Tüm zıtlıkları ruhunda birlediğinde insan, kendiyle ve yaşamla uyumun içinde kaybolur. Zıtlıkları ruhunda birleyen insan, kendine cennetini ya da cehennemini yaşatacaktır belli ki. Yerde ve gökte açılmış artık tüm sırlı kapılar. İnsan özgür iradesiyle geçer hakkınca tüm kapılardan. Karanlığın içinden geçmeden ulaşabilir mi ruhumuz aydınlığa. Maddesel olanın karanlığıyla iç içe midir yoksa, bu dünya sahnesinde mevcudiyetimiz. Özünde olanı parlatırsa, yırtar atar karanlığı kudretiyle her insan. Ruhun emanetçisidir bedenimiz bu dünyada. Sonsuzluk değil midir öyleyse asıl yurdumuz?

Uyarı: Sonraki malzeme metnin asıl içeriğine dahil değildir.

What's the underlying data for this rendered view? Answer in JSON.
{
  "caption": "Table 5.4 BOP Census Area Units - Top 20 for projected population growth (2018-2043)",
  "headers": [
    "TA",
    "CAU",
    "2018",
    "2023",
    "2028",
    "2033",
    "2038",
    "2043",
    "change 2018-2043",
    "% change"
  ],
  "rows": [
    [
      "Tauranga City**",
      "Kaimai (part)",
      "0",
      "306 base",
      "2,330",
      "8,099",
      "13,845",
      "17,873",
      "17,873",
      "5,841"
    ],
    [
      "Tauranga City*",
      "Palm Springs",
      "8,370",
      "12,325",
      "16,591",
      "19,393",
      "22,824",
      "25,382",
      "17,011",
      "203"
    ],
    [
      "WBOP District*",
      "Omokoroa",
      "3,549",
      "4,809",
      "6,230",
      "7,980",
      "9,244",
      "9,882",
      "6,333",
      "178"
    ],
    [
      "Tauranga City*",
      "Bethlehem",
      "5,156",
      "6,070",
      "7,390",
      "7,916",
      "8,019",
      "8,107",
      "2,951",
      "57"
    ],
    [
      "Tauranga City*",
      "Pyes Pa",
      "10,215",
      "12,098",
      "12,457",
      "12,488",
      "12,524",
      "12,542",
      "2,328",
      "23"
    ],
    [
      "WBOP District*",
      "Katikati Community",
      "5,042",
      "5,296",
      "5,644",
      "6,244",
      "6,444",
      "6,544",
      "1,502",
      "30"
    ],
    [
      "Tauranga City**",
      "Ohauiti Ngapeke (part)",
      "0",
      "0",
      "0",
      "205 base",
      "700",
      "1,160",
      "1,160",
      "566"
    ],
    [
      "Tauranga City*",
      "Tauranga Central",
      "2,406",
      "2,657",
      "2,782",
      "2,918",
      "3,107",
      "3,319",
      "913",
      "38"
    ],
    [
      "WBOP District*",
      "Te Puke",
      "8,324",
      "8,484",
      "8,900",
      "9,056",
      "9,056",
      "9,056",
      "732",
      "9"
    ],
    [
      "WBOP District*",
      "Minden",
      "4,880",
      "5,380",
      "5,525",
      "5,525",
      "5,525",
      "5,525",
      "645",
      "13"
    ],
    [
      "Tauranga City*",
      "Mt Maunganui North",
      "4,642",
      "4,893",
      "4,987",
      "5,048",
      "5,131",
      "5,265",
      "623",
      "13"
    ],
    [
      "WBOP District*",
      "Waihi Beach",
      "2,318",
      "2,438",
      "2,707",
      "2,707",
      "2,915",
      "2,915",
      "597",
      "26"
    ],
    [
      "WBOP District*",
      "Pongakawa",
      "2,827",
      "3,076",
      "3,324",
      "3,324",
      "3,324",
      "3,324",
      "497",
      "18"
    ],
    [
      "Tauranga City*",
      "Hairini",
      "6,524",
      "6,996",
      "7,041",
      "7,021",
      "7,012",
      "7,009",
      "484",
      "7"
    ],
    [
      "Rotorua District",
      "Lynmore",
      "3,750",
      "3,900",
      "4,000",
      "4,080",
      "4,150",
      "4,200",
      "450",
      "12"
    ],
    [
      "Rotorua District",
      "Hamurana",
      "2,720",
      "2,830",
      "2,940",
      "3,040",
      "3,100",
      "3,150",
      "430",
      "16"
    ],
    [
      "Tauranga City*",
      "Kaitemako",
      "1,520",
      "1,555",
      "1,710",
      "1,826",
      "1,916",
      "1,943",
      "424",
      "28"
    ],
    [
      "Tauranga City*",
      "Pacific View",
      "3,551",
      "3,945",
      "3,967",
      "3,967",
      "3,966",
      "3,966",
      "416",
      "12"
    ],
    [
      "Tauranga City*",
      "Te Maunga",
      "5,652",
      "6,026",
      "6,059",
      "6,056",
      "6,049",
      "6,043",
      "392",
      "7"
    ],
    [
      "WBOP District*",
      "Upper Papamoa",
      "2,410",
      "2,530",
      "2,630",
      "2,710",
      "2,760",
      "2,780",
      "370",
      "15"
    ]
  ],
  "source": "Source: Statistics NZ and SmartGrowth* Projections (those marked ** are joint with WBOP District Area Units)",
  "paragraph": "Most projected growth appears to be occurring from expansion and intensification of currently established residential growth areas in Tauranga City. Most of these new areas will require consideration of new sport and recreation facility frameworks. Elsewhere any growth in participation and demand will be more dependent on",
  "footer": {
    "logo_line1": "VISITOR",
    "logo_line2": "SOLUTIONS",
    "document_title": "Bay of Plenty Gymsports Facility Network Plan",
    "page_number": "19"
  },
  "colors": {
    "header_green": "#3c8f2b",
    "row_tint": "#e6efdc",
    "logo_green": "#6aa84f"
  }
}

Bir rüyanın içinde gezginiz sadece, tene bürünen biz kadim yolcular. Kendinden kendine yolculuğa çıkan SEN de önce kendinde ara hakikatini. Yaklaştıkça hakikatine bulursun yine kendinde kendini. Anlarsın ki sırlanmış tüm âlemlerin sırrı Sen’de. Varlık âleminde neyi ebedi sahiplenebilirsin ki…  Ne kalabilir ki elinde, ruhundan başka geriye. Bu sırlı yolculuğunda nedir hakikatin senin? Asıl yuvana bir gün kavuşmaktan gayrı bu düşler âleminde.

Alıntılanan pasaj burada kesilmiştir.